Over the past year, landowners and producers across the Mississippi Delta have noticed a clear pattern: cotton and rice are receiving much larger government support payments than corn and soybeans through programs like Farmer Bridge Assistance (FBA) and Price Loss Coverage (PLC).
At first glance, this raises understandable questions. Corn and soybeans dominate U.S. acreage, production headlines, and national conversations. So why do cotton and rice — especially in Delta counties — show up with bigger checks?
The answer lies not in favoritism or politics, but in economic structure, production risk, and how federal farm programs are designed to function.
Farm Programs Respond to Losses — Not Popularity
Federal commodity programs like PLC and Farmer Bridge Assistance are structured around economic loss, not acres planted, yield, or crop visibility.
For the Farmer Bridge Assistance program, USDA modeled projected losses for each crop using:
· National cost-of-production estimates
· Expected yields
· Market price projections
· Reported planted acres
Where those modeled losses were higher, payments were larger.
Because rice and cotton carry much higher per-acre production costs, prices only need to soften slightly before margins turn negative.
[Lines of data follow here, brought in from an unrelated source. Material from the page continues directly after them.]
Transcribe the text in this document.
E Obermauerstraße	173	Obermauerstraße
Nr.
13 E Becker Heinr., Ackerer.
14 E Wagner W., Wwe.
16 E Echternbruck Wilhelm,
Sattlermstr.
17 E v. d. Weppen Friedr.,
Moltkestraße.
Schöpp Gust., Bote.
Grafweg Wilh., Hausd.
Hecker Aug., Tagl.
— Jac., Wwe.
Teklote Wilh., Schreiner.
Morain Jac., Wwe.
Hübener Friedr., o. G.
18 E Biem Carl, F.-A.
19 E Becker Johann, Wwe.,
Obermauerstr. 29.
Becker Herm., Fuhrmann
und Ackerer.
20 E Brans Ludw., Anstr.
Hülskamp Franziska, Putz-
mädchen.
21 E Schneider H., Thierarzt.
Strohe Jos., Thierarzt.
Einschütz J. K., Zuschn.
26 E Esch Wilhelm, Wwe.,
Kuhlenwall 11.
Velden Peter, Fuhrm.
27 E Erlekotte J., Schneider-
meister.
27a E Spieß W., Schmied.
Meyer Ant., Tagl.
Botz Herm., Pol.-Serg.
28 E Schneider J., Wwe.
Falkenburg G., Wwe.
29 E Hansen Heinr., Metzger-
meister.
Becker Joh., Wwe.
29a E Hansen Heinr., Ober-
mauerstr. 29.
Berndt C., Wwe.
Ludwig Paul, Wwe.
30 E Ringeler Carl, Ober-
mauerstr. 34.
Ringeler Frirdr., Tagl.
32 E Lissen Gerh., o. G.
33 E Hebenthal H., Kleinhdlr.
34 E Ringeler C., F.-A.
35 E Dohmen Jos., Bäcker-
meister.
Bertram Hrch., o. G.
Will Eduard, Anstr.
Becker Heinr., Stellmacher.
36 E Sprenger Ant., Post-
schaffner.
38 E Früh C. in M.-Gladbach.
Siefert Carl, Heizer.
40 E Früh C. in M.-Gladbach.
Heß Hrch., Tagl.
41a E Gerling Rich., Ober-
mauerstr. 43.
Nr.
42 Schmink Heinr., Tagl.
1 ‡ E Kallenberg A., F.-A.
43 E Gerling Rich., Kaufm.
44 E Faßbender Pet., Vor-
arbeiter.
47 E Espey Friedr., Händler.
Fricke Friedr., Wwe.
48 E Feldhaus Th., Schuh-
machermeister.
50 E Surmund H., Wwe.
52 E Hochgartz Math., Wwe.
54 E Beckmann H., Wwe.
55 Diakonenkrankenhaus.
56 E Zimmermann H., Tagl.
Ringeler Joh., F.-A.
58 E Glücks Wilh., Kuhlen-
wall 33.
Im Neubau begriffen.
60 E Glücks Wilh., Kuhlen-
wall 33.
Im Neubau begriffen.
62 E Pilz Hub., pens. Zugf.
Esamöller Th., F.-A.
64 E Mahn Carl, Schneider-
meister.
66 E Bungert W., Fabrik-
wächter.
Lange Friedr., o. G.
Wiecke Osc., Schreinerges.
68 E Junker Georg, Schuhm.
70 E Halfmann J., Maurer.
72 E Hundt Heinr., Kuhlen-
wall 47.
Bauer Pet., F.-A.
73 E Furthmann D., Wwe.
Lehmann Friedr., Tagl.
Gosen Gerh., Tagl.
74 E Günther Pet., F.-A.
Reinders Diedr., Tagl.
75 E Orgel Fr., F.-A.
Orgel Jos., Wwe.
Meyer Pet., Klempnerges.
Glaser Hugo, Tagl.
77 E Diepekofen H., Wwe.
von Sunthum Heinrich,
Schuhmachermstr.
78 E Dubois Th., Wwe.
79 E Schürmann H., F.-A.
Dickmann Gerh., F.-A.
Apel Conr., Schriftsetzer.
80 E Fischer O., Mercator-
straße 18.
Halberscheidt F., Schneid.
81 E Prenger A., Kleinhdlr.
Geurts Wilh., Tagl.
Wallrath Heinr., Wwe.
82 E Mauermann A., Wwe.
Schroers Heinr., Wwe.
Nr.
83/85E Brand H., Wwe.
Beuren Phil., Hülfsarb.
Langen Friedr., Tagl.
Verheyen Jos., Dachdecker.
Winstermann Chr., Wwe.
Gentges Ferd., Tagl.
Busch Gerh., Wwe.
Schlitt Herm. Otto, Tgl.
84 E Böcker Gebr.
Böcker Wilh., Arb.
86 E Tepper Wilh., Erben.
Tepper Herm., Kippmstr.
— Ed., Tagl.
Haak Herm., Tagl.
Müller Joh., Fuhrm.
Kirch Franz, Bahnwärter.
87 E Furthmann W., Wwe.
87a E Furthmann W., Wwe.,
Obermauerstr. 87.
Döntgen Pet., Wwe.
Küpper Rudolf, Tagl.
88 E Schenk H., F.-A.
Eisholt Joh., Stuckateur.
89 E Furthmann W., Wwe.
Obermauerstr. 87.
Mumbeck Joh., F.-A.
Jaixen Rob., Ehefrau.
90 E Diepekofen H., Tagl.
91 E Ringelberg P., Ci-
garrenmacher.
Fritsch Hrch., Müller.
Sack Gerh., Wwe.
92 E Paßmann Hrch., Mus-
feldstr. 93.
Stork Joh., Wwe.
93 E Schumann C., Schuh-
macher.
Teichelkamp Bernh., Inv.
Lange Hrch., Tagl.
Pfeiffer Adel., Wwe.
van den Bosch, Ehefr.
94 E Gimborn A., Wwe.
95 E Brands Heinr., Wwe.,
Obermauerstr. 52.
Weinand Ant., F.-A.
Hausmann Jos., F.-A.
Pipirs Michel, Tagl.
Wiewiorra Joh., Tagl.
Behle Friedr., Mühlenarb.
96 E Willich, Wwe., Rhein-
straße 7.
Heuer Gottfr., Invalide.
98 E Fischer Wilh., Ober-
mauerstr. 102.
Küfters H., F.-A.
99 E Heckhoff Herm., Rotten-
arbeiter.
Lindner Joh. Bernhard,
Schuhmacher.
Corn and soybeans, while still expensive to grow, generally have lower per-acre exposure and deeper domestic demand buffers.
How the Numbers Compare
The outcome of that loss-based approach is reflected clearly in per-acre payments.
Estimated Farmer Bridge Assistance Payments
CROP | ESTIMATED PAYMENT PER ACRE |
Rice | ~ $133 |
Cotton | ~ $117 |
Corn | ~ $44 |
Soybeans | ~ $31 |
These figures represent national averages but align closely with what many Delta producers experienced on the ground.
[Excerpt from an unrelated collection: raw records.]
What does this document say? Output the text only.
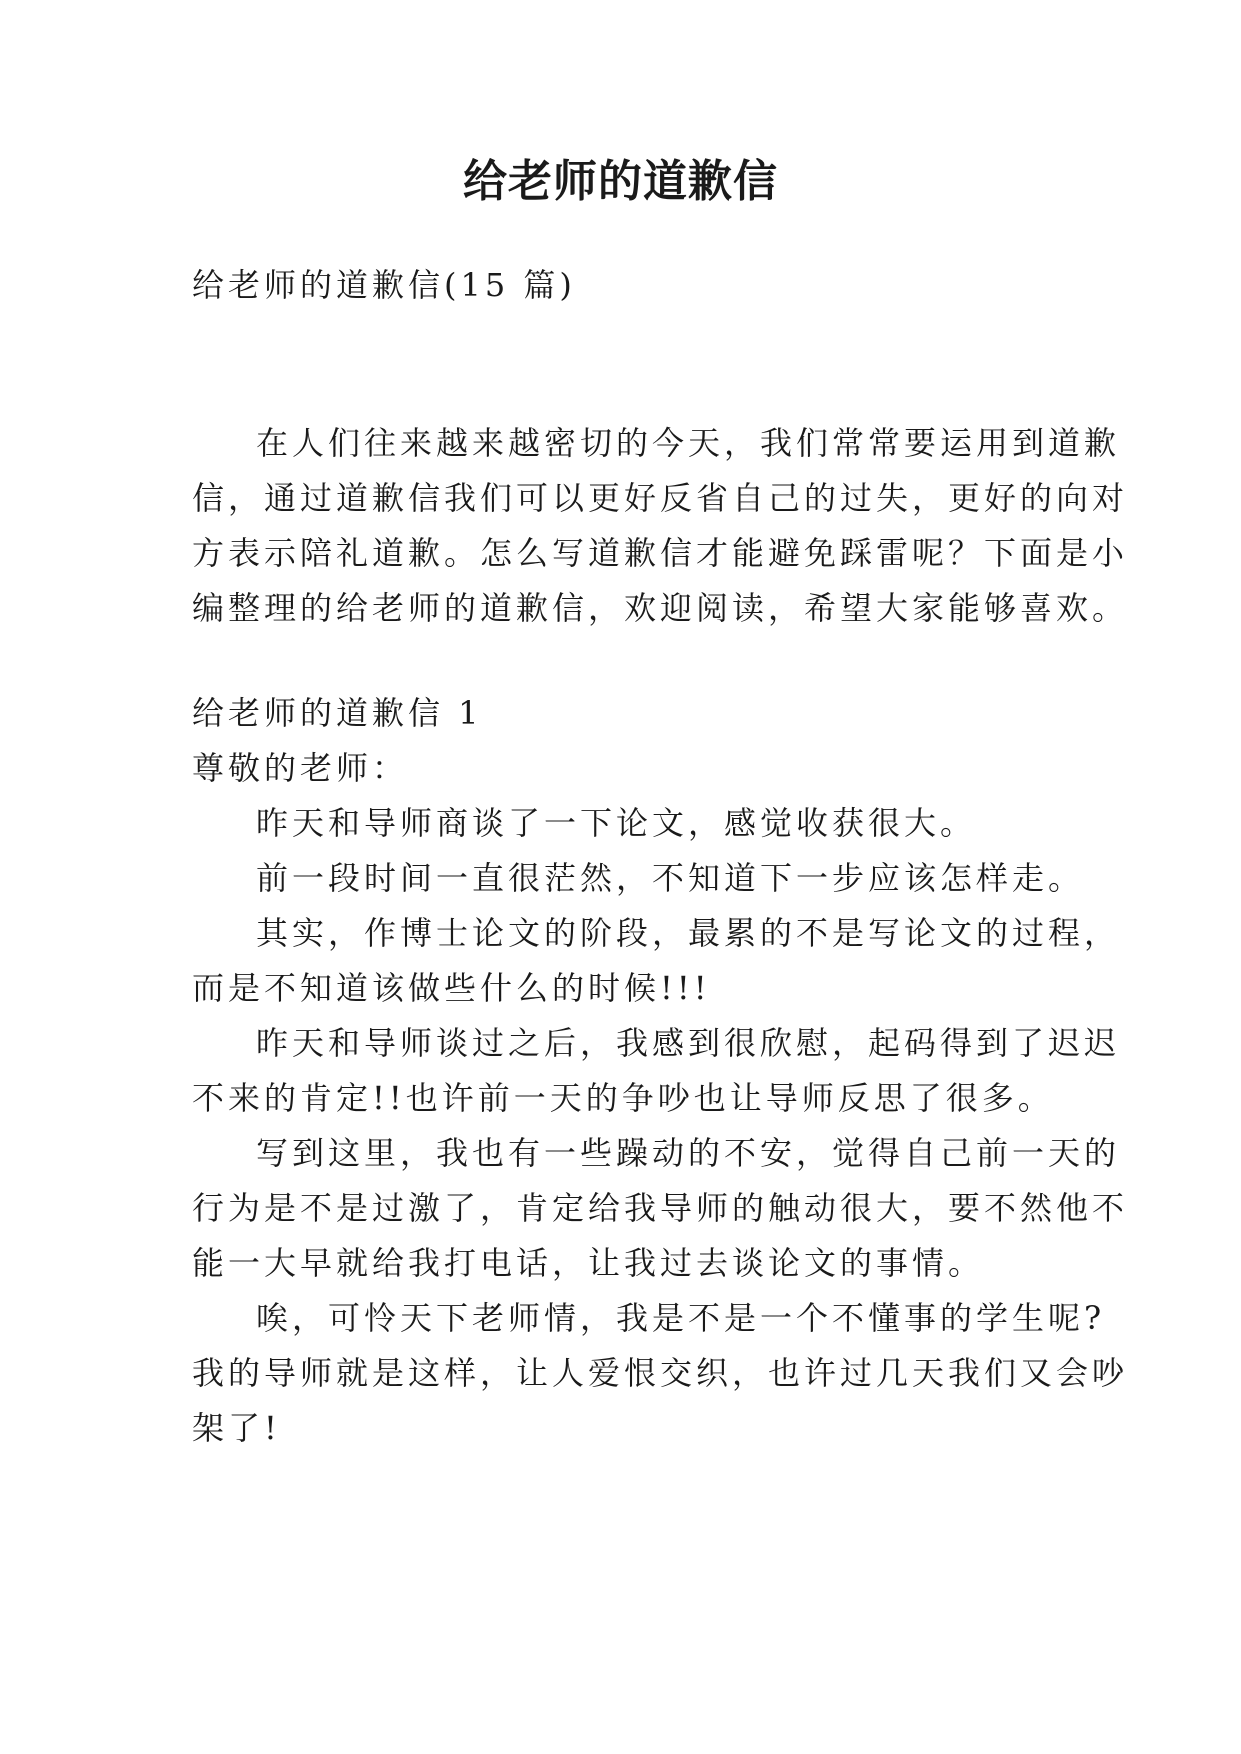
给老师的道歉信

给老师的道歉信(15 篇)

在人们往来越来越密切的今天，我们常常要运用到道歉

信，通过道歉信我们可以更好反省自己的过失，更好的向对

方表示陪礼道歉。怎么写道歉信才能避免踩雷呢？下面是小

编整理的给老师的道歉信，欢迎阅读，希望大家能够喜欢。

给老师的道歉信 1

尊敬的老师：

昨天和导师商谈了一下论文，感觉收获很大。

前一段时间一直很茫然，不知道下一步应该怎样走。

其实，作博士论文的阶段，最累的不是写论文的过程，

而是不知道该做些什么的时候!!!

昨天和导师谈过之后，我感到很欣慰，起码得到了迟迟

不来的肯定!!也许前一天的争吵也让导师反思了很多。

写到这里，我也有一些躁动的不安，觉得自己前一天的

行为是不是过激了，肯定给我导师的触动很大，要不然他不

能一大早就给我打电话，让我过去谈论文的事情。

唉，可怜天下老师情，我是不是一个不懂事的学生呢?

我的导师就是这样，让人爱恨交织，也许过几天我们又会吵

架了!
Lonoke County: A Delta Case Study
Lonoke County, Arkansas, offers a strong real‑world example of why these differences matter.
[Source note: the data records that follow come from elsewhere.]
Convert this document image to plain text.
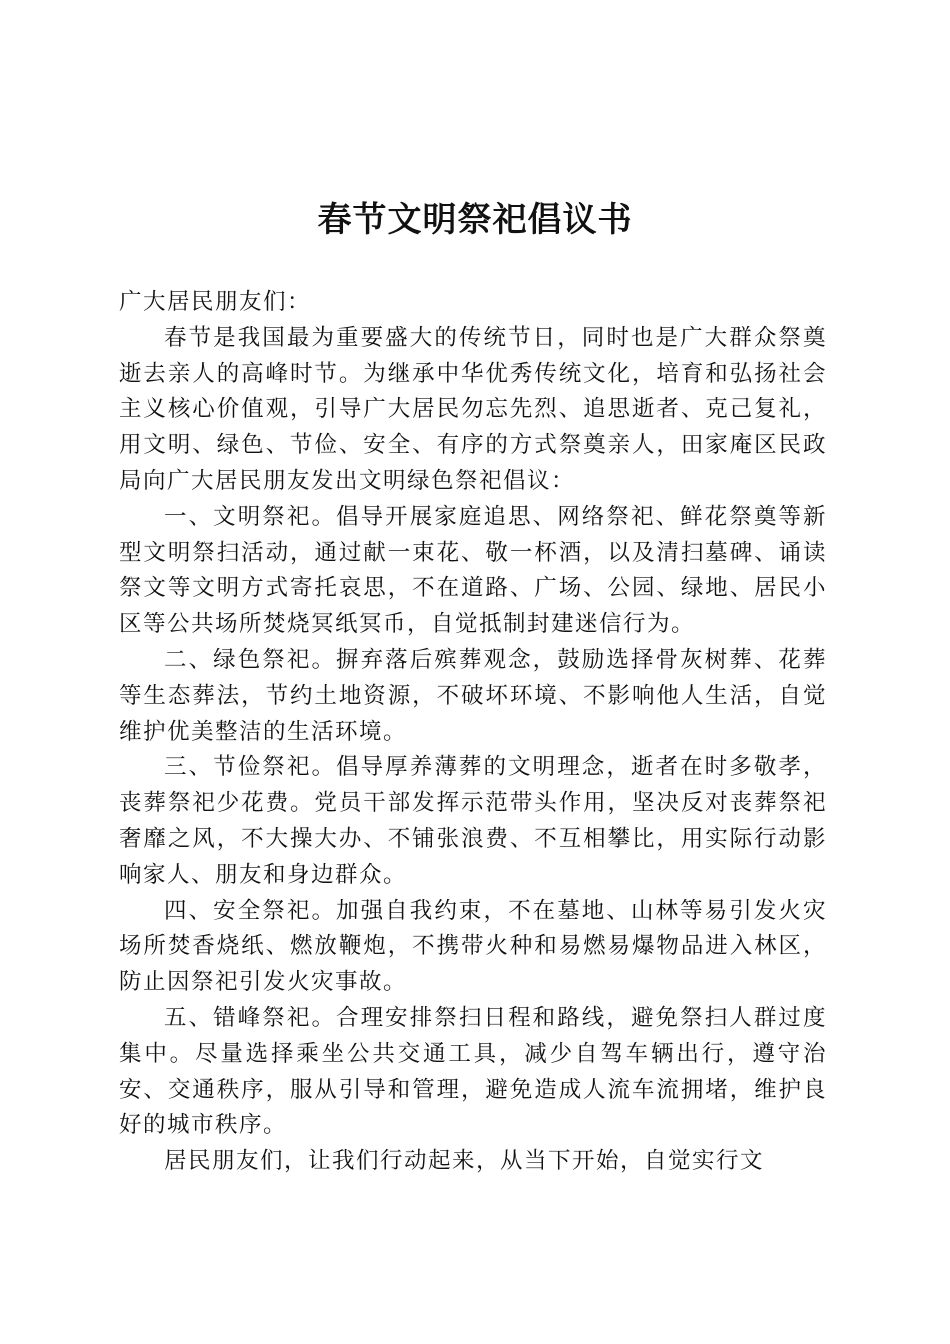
春节文明祭祀倡议书

广大居民朋友们：

春节是我国最为重要盛大的传统节日，同时也是广大群众祭奠逝去亲人的高峰时节。为继承中华优秀传统文化，培育和弘扬社会主义核心价值观，引导广大居民勿忘先烈、追思逝者、克己复礼，用文明、绿色、节俭、安全、有序的方式祭奠亲人，田家庵区民政局向广大居民朋友发出文明绿色祭祀倡议：

一、文明祭祀。倡导开展家庭追思、网络祭祀、鲜花祭奠等新型文明祭扫活动，通过献一束花、敬一杯酒，以及清扫墓碑、诵读祭文等文明方式寄托哀思，不在道路、广场、公园、绿地、居民小区等公共场所焚烧冥纸冥币，自觉抵制封建迷信行为。

二、绿色祭祀。摒弃落后殡葬观念，鼓励选择骨灰树葬、花葬等生态葬法，节约土地资源，不破坏环境、不影响他人生活，自觉维护优美整洁的生活环境。

三、节俭祭祀。倡导厚养薄葬的文明理念，逝者在时多敬孝，丧葬祭祀少花费。党员干部发挥示范带头作用，坚决反对丧葬祭祀奢靡之风，不大操大办、不铺张浪费、不互相攀比，用实际行动影响家人、朋友和身边群众。

四、安全祭祀。加强自我约束，不在墓地、山林等易引发火灾场所焚香烧纸、燃放鞭炮，不携带火种和易燃易爆物品进入林区，防止因祭祀引发火灾事故。

五、错峰祭祀。合理安排祭扫日程和路线，避免祭扫人群过度集中。尽量选择乘坐公共交通工具，减少自驾车辆出行，遵守治安、交通秩序，服从引导和管理，避免造成人流车流拥堵，维护良好的城市秩序。

居民朋友们，让我们行动起来，从当下开始，自觉实行文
The county consistently ranks near the top for rice and cotton production, while also supporting significant corn and soybean acreage. Most operations are diversified — but diversification does not mean equal risk across all crops.
Rice acres in Lonoke County often require:
Precision‑leveled fields
Pumped irrigation and reservoir systems
Fuel‑intensive water management
Significant upfront capital investment
Cotton brings additional costs tied to pest management, defoliation, and ginning. Corn and soybeans, on balance, tend to require less per‑acre investment and benefit from stronger domestic demand channels.
Dow Brantley, current tenant and third‑generation Lonoke County farmer who grows rice, cotton, corn, and soybeans, described the dynamic succinctly when reflecting on recent seasons:
“Rice is what carried our operation through the season after losing money in cotton, corn, and beans.”
Even on diversified farms, certain crops often act as the stabilizer when others fall short.
Why PLC Favors Cotton and Rice
The same pattern appears in Price Loss Coverage, which triggers payments when national average prices fall below reference prices established in the farm bill.
Those reference prices are not uniform:
Rice: $16.90 per hundredweight
Seed cotton: $0.42 per pound
Corn: $4.10 per bushel
Soybeans: $10.00 per bushel
Congress set higher reference prices for rice and cotton because:
They face intense global competition
They are heavily export‑dependent
They have structurally higher cost floors
As a result, rice and cotton trigger PLC payments more frequently. Soybeans, by contrast, have historically remained above their reference price in most years.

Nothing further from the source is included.